Dicas de especialista
- O mercado de peixe perto do porto funciona cedo — chegue antes das 9h se quiser ver o pescado do dia sendo selecionado, e bem antes da leva de turistas que desembarca da balsa de Portovesme.
- Peça nos restaurantes especificamente o 'cascà', sem se contentar com o cardápio voltado ao turista. É feito com cuscuz, legumes e peixe, e é o prato que melhor revela o quanto Carloforte é diferente do restante da Sardenha.
- A última balsa de volta para Portovesme no verão costuma partir no fim da noite, mas na meia temporada e no inverno pode ser bem mais cedo. Perder a balsa significa ter que se hospedar — o que nem sempre é fácil de resolver de última hora na baixa temporada.
- Capo Sandalo, no extremo oeste da ilha, é melhor visitado no fim da tarde, quando a luz banha as falésias avermelhadas. Fica a cerca de 15 a 20 minutos de carro de Carloforte, então leve isso em conta no seu roteiro.
- Se você estiver por lá no final de maio ou início de junho, o festival Girotonno — um evento gastronômico e musical dedicado ao atum — reúne chefs de todo o Mediterrâneo em Carloforte. A cidade muda completamente durante o evento; reserve hospedagem com bastante antecedência e prepare-se para mais movimento do que o normal.
Para quem é Carloforte (Isola di San Pietro)?

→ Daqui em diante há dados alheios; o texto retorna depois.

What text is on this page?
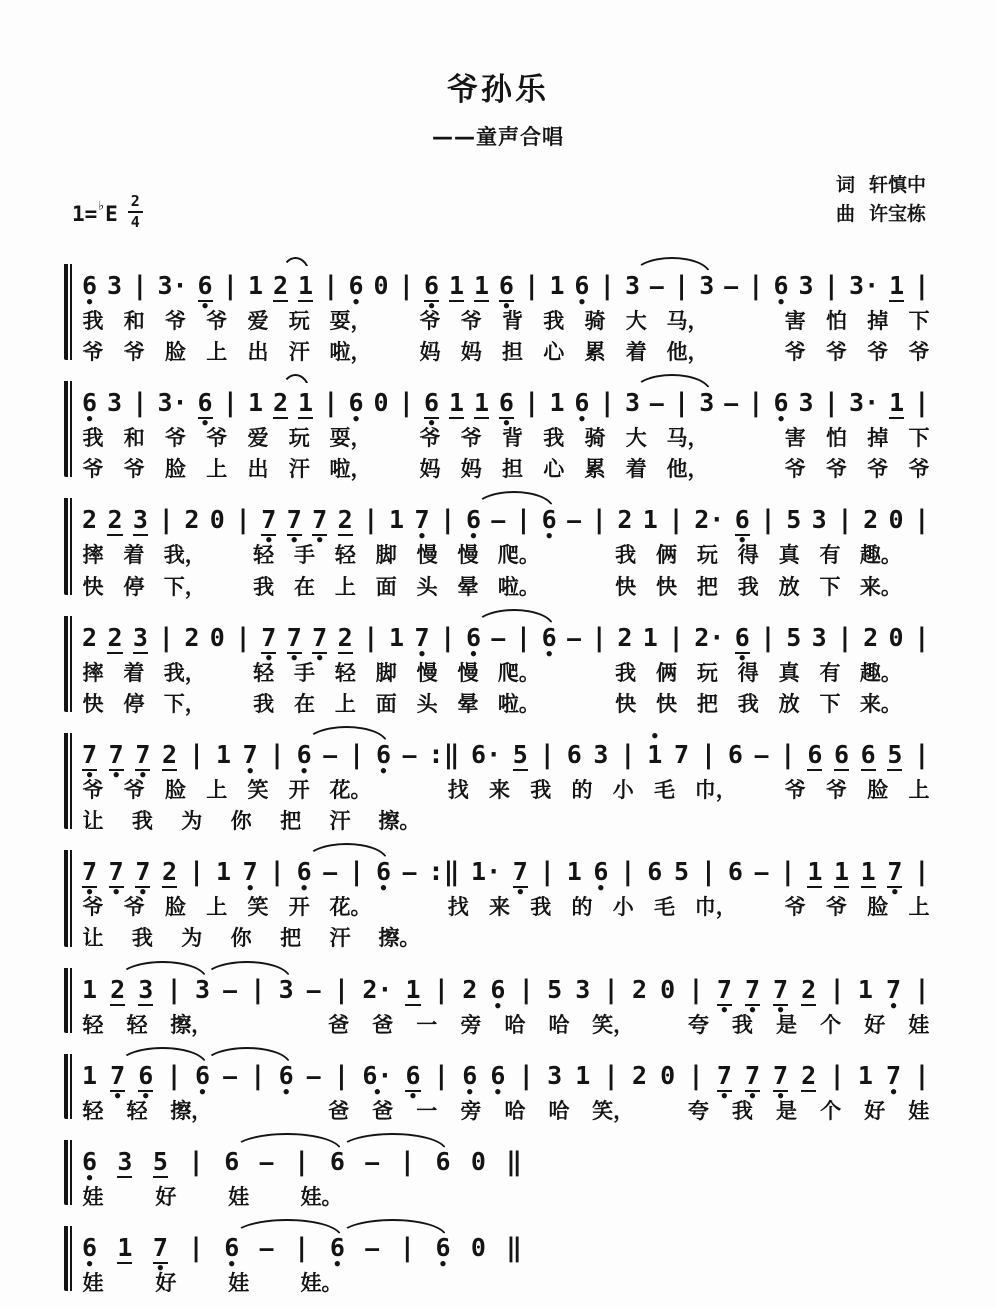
爷孙乐
——童声合唱
$1=^♭E \frac{2}{4}$
词 轩慎中
曲 许宝栋
6 ● 3 | 3· 6 ● | 1 2 1 | 6 ● 0 | 6 ● 1 1 6 ● | 1 6 ● | 3 — | 3 — | 6 ● 3 | 3· 1 |
我 和 爷 爷 爱 玩 耍， 爷 爷 背 我 骑 大 马，	害 怕 掉 下
爷 爷 脸 上 出 汗 啦， 妈 妈 担 心 累 着 他，	爷 爷 爷 爷
6 ● 3 | 3· 6 ● | 1 2 1 | 6 ● 0 | 6 ● 1 1 6 ● | 1 6 ● | 3 — | 3 — | 6 ● 3 | 3· 1 |
我 和 爷 爷 爱 玩 耍， 爷 爷 背 我 骑 大 马，	害 怕 掉 下
爷 爷 脸 上 出 汗 啦， 妈 妈 担 心 累 着 他，	爷 爷 爷 爷
2 2 3 | 2 0 | 7 ● 7 ● 7 ● 2 | 1 7 ● | 6 ● — | 6 ● — | 2 1 | 2· 6 ● | 5 3 | 2 0 |
摔 着 我， 轻 手 轻 脚 慢 慢 爬。	我 俩 玩 得 真 有 趣。
快 停 下， 我 在 上 面 头 晕 啦。	快 快 把 我 放 下 来。
2 2 3 | 2 0 | 7 ● 7 ● 7 ● 2 | 1 7 ● | 6 ● — | 6 ● — | 2 1 | 2· 6 ● | 5 3 | 2 0 |
摔 着 我， 轻 手 轻 脚 慢 慢 爬。	我 俩 玩 得 真 有 趣。
快 停 下， 我 在 上 面 头 晕 啦。	快 快 把 我 放 下 来。
7 ● 7 ● 7 ● 2 | 1 7 ● | 6 ● — | 6 ● — :‖ 6· 5 | 6 3 | ● 1 7 | 6 — | 6 6 6 5 |
爷 爷 脸 上 笑 开 花。	找 来 我 的 小 毛 巾， 爷 爷 脸 上
让 我 为 你 把 汗 擦。
7 ● 7 ● 7 ● 2 | 1 7 ● | 6 ● — | 6 ● — :‖ 1· 7 ● | 1 6 ● | 6 5 | 6 — | 1 1 1 7 ● |
爷 爷 脸 上 笑 开 花。	找 来 我 的 小 毛 巾， 爷 爷 脸 上
让 我 为 你 把 汗 擦。
1 2 3 | 3 — | 3 — | 2· 1 | 2 6 ● | 5 3 | 2 0 | 7 ● 7 ● 7 ● 2 | 1 7 ● |
轻 轻 擦，	爸 爸 一 旁 哈 哈 笑，	夸 我 是 个 好 娃
1 7 ● 6 ● | 6 ● — | 6 ● — | 6· ● 6 ● | 6 ● 6 ● | 3 1 | 2 0 | 7 ● 7 ● 7 ● 2 | 1 7 ● |
轻 轻 擦，	爸 爸 一 旁 哈 哈 笑，	夸 我 是 个 好 娃
6 ● 3 5 | 6 — | 6 — | 6 0 ‖
娃 好 娃 娃。
6 ● 1 7 ● | 6 ● — | 6 ● — | 6 ● 0 ‖
娃 好 娃 娃。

- Viajantes que curtem ir no ritmo da cidade e querem uma experiência autêntica de ilha italiana, sem estrutura de resort
- Amantes da gastronomia interessados na culinária tabarchina e na tradição do atum-rabilho
- Quem tem interesse em história e cultura e se atrai pelo inusitado cruzamento de heranças lígure, norte-africana e sarda
- Observadores de pássaros, especialmente nas migrações de primavera e outono, ou no verão para ver os falcões de Eleonora
- Viajantes fora de temporada que buscam tranquilidade, autenticidade e fácil acesso saindo de Cagliari
Atrações próximas
Outras coisas para ver em Sulcis e a Costa Sudoeste:
- Costa Verde
A Costa Verde é um arco de 47 quilômetros de litoral no Comune di Arbus, no sudoeste da Sardenha, que se estende do Capo Frasca ao Capo Pecora. Abriga algumas das praias mais remotas da ilha, incluindo Piscinas, onde as dunas chegam a 60 metros de altura, formando um dos maiores sistemas de dunas da Europa. Não há taxas de entrada, a infraestrutura de resort diretamente nas praias é mínima e não existe transporte público. É exatamente essa combinação que recompensa quem faz o esforço de chegar até aqui.
- Grutas Is Zuddas (Santadi)
Escavadas em dolomita cambriana de 530 milhões de anos, sob o Monte Meana, as Grutas Is Zuddas, perto de Santadi, estão entre as cavernas turísticas geologicamente mais importantes da Sardenha. Visitas guiadas por um percurso plano de 500 metros revelam estalactites imponentes, helictites de aragonita e câmaras que já foram exploradas como pedreira de alabastro, antes de espeleólogos locais as salvarem para a ciência e o turismo em 1971.
- Isola di Sant'Antioco
A Ilha de Sant'Antioco fica ao largo da costa sudoeste da Sardenha, ligada ao continente por uma ponte sobre um istmo antigo. Com raízes que remontam aos colonizadores fenícios no século VIII a.C., ela combina arqueologia de peso com praias tranquilas, um porto pesqueiro ainda em funcionamento e um litoral entre os menos movimentados da região.
- Museo dell'Arte Mineraria (Iglesias)
Instalado num instituto técnico estilo Liberty de 1911 e com acesso a uma mina de treinamento subterrânea de verdade, o Museo dell'Arte Mineraria em Iglesias preserva as ferramentas, máquinas e a história humana da indústria mineral da Sardenha. É um dos poucos lugares na Europa onde você pode caminhar por túneis reais embaixo de um prédio escolar em funcionamento.